Tuesday, May 29, 2018

At least I got to learn a bit about the Interstate Highway system

I had the opportunity to watch a bunch of movies off the DVR since we had a long weekend here in the States; one of those movies was Vanishing Point.

The movie starts off with a brief sequence of a car outrunning a police car and then turning around to avoid a police roadblock, eventually telling us that it's Sunday at 10:02 AM. I actually had to go back and check the time; the movie ended with a scene telling us it was 10:04 AM Sunday. When you see the movie it will all make sense. Anyhow, after that opening scene, the action moves back to Denver, CO, at about 11:30 PM Friday.

Kowalski (Barry Newman) is a man making a living delivering cars across the country; rather then putting a bunch of cars on one of those car carriers you see on the highway; he actually drives the cars himself, and he insists on driving them fast. (You'd think the people getting them delivered would want him to take more care with the cars.) Kowalski's next job is to deliver a Dodge Challenger to San Francisco. He makes a bet with a guy who provides him uppers that he'll make it to San Francisco by 3:00 PM Saturday.

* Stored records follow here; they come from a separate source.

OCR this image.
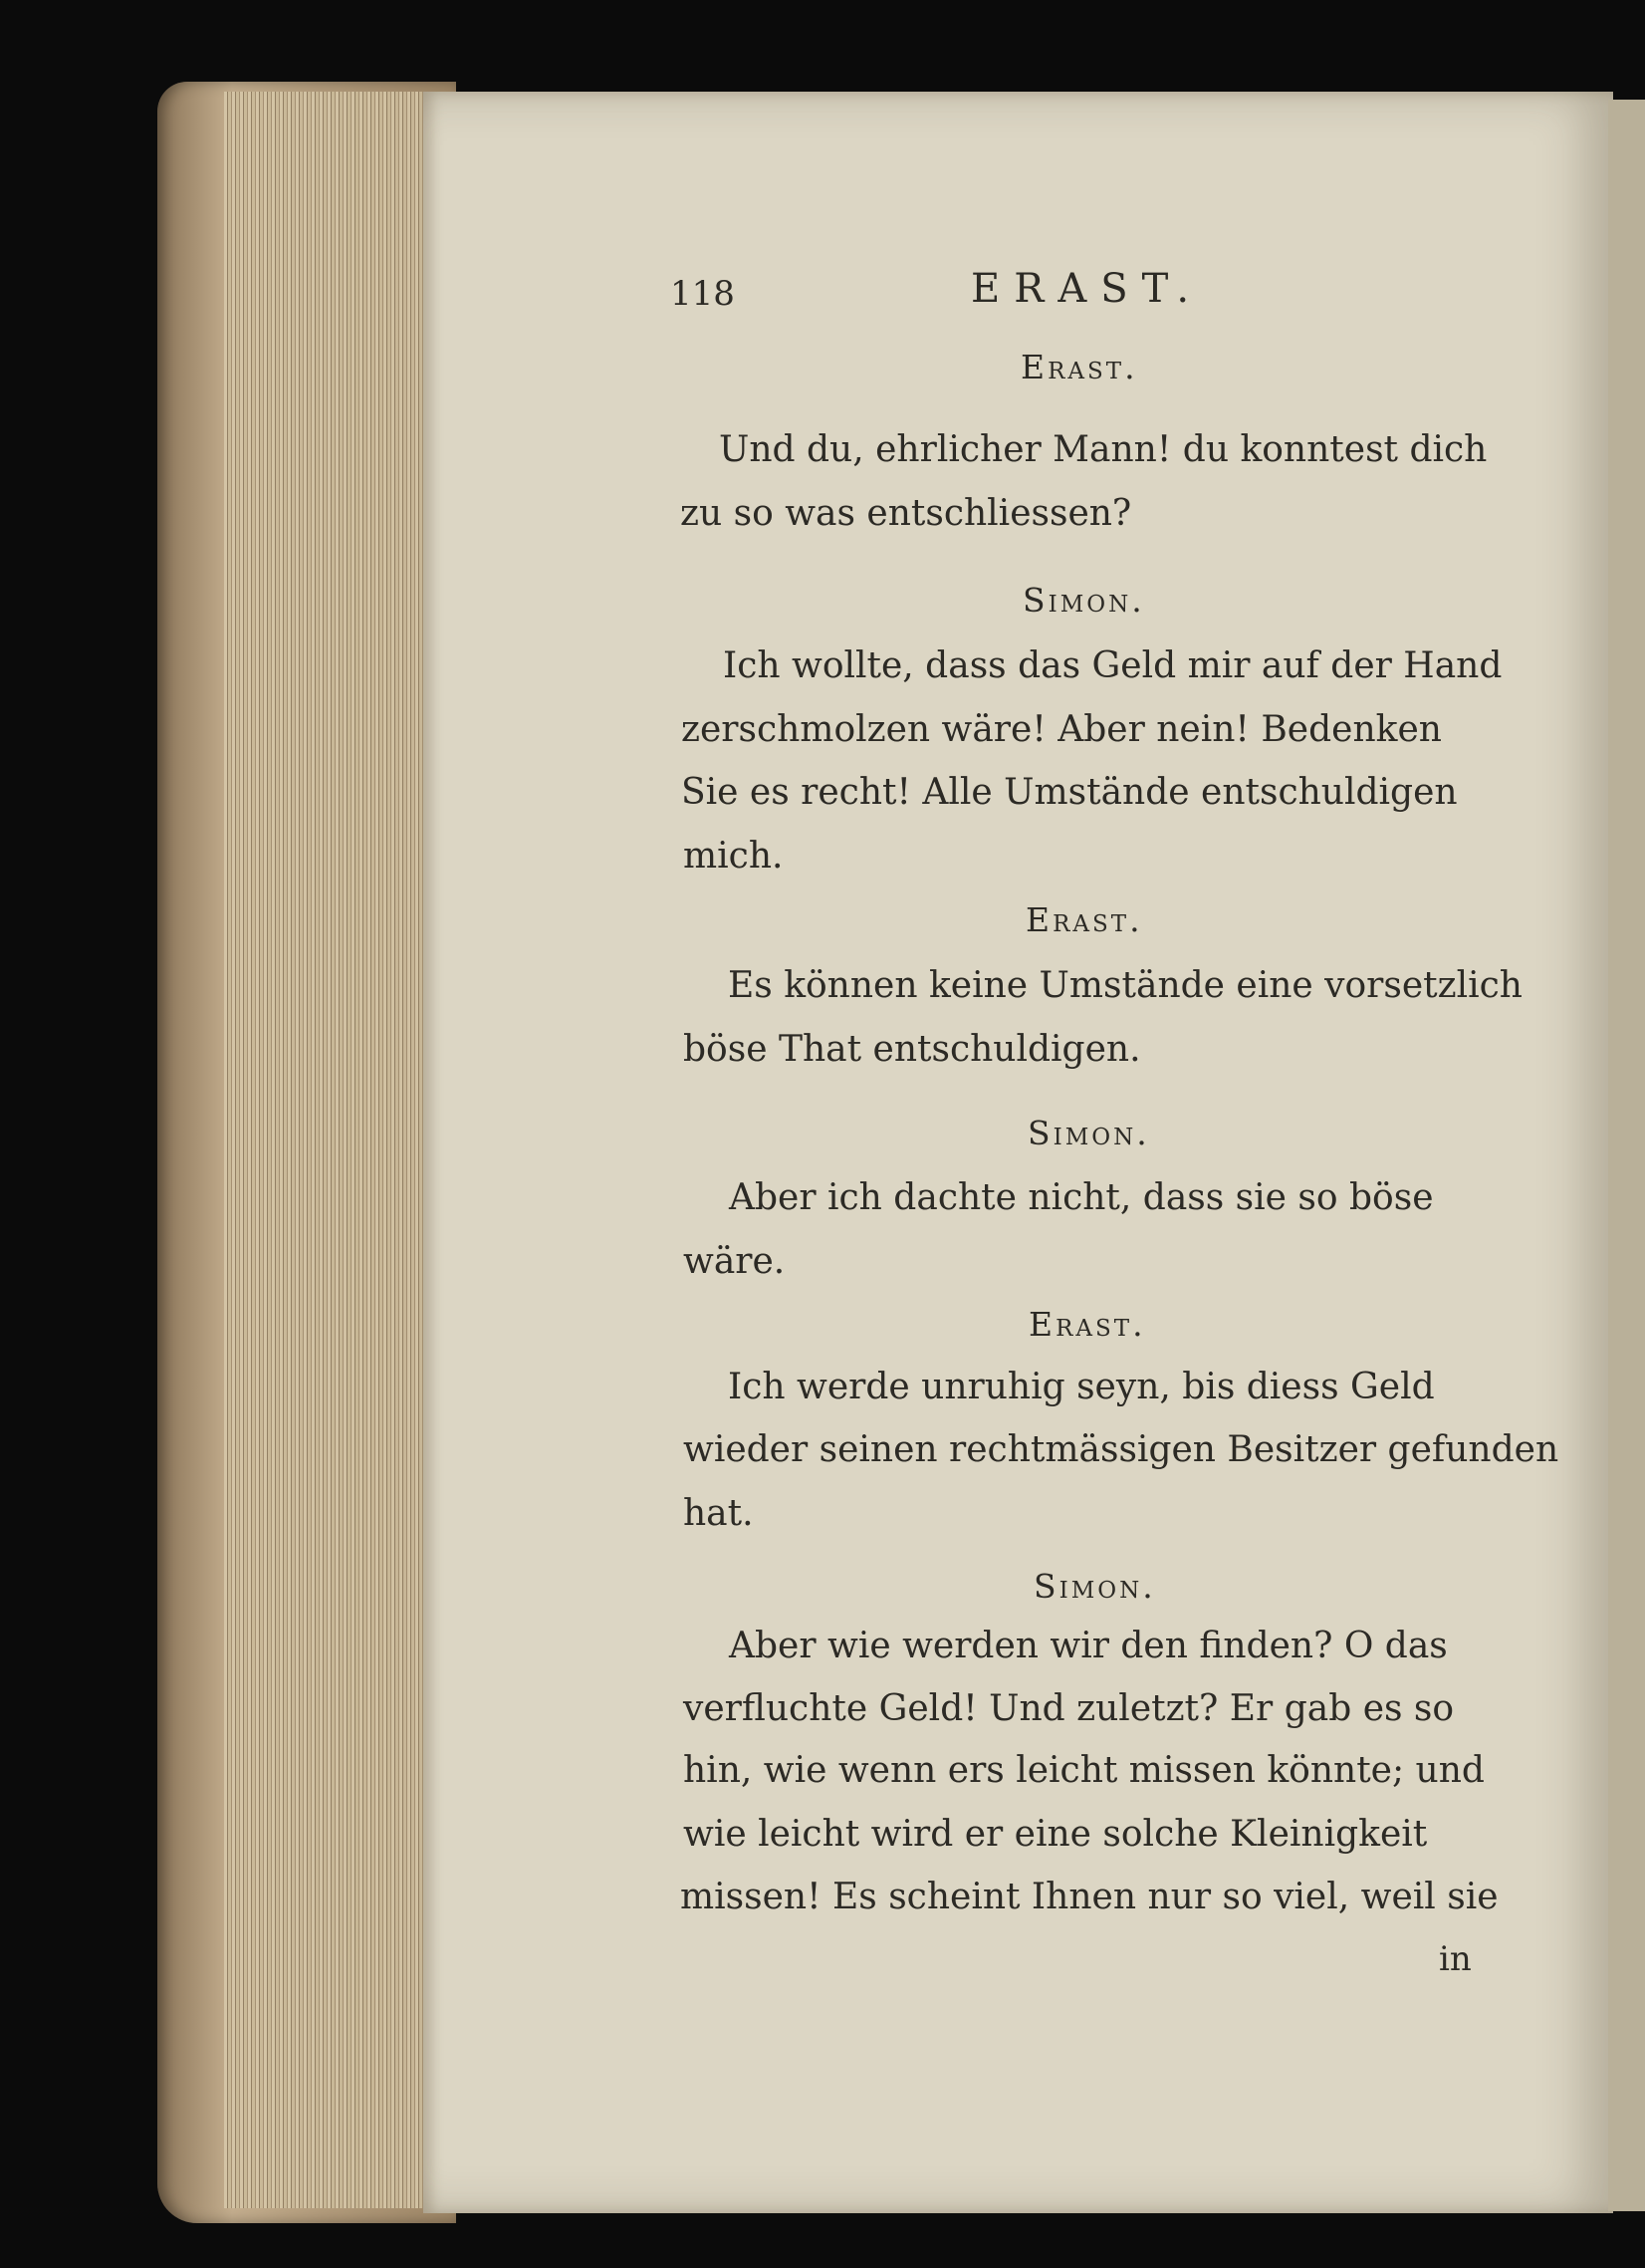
118	ERAST.
Erast.
Und du, ehrlicher Mann! du konntest dich
zu so was entschliessen?
Simon.
Ich wollte, dass das Geld mir auf der Hand
zerschmolzen wäre! Aber nein! Bedenken
Sie es recht! Alle Umstände entschuldigen
mich.
Erast.
Es können keine Umstände eine vorsetzlich
böse That entschuldigen.
Simon.
Aber ich dachte nicht, dass sie so böse
wäre.
Erast.
Ich werde unruhig seyn, bis diess Geld
wieder seinen rechtmässigen Besitzer gefunden
hat.
Simon.
Aber wie werden wir den finden? O das
verfluchte Geld! Und zuletzt? Er gab es so
hin, wie wenn ers leicht missen könnte; und
wie leicht wird er eine solche Kleinigkeit
missen! Es scheint Ihnen nur so viel, weil sie
in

At this point, my first instinct was to see how far Denver and San Francisco are. Google Maps gives a couple of routes, all in the 1200-1300 mile range and in the 19-20 hour range. I didn't know about the state of the Interstate Highway system at the time the movie was released (early 1971). Nowadays, you could just take Interstate 25 to Interstate 80 which would get you to San Francisco. But while the Interstate system was conceived back in the Eisenhower administration, the last bit of I-80, in the Salt Lake City area, didn't get completed until 1986. Still, with the higher speed limits in place before the oil embargo of 1973, and the lower volume of traffic, I'd think 20 hours would still have been reasonable back then, maybe a little less depending on how much over the speed limit you're willing to go without bringing yourself to the attention of the police.

Kowalski doesn't care about any of that. He wants freedom, including the freedom to speed. So of course the police in multiple states are following him trying to track him down. At every step of the way, however, he's helped by a bunch of strangers who are also on the edge of society. There's a prospector (Dean Jagger); a couple of biker types; and, most notably, a blind radio station DJ named Supersoul (Cleavon Little) who listens to the police radio and speaks in Delphic phrases giving Kowalski information about where the police are.

That's about all there is to the movie. As a look at people on the edge of society, there are probably interesting points to be made. But I found that the story was at times full of holes, and at times filled with characters that were just too bizarre to be real. The geography is to me all off; Kowalski would have entered California around Lake Tahoe instead of in a desert that's presumably around the Death Valley area. Supersoul's scenes were just tedious, and then there's a pointless scene of a mob beating him up because, well why? The faith healers in the desert who don't want Kowalski around also made no sense. And then there were the "gay" carjackers. I don't know if they were making a point about homosexuals being similarly on the fringe of society, or if the two criminals were just passing themselves off as a gay couple as their MO. Either one would work. But in either case there's another utterly strange scene.

The characters in Vanishing Point are even quirkier than the ones in Antonia's Line that I recommended several weeks ago. At least in that one the characters have some grounding in reality, as does the story. Vanishing Point i found to be a mess.

But again, this is one of those movies you'll probably want to judge for yourself. A lot of people who have seen it give it extremely high praise. The movie is available on Blu-ray at a fairly reasonable price. Just make certain you're getting the 1971 movie and not the 1990s remake.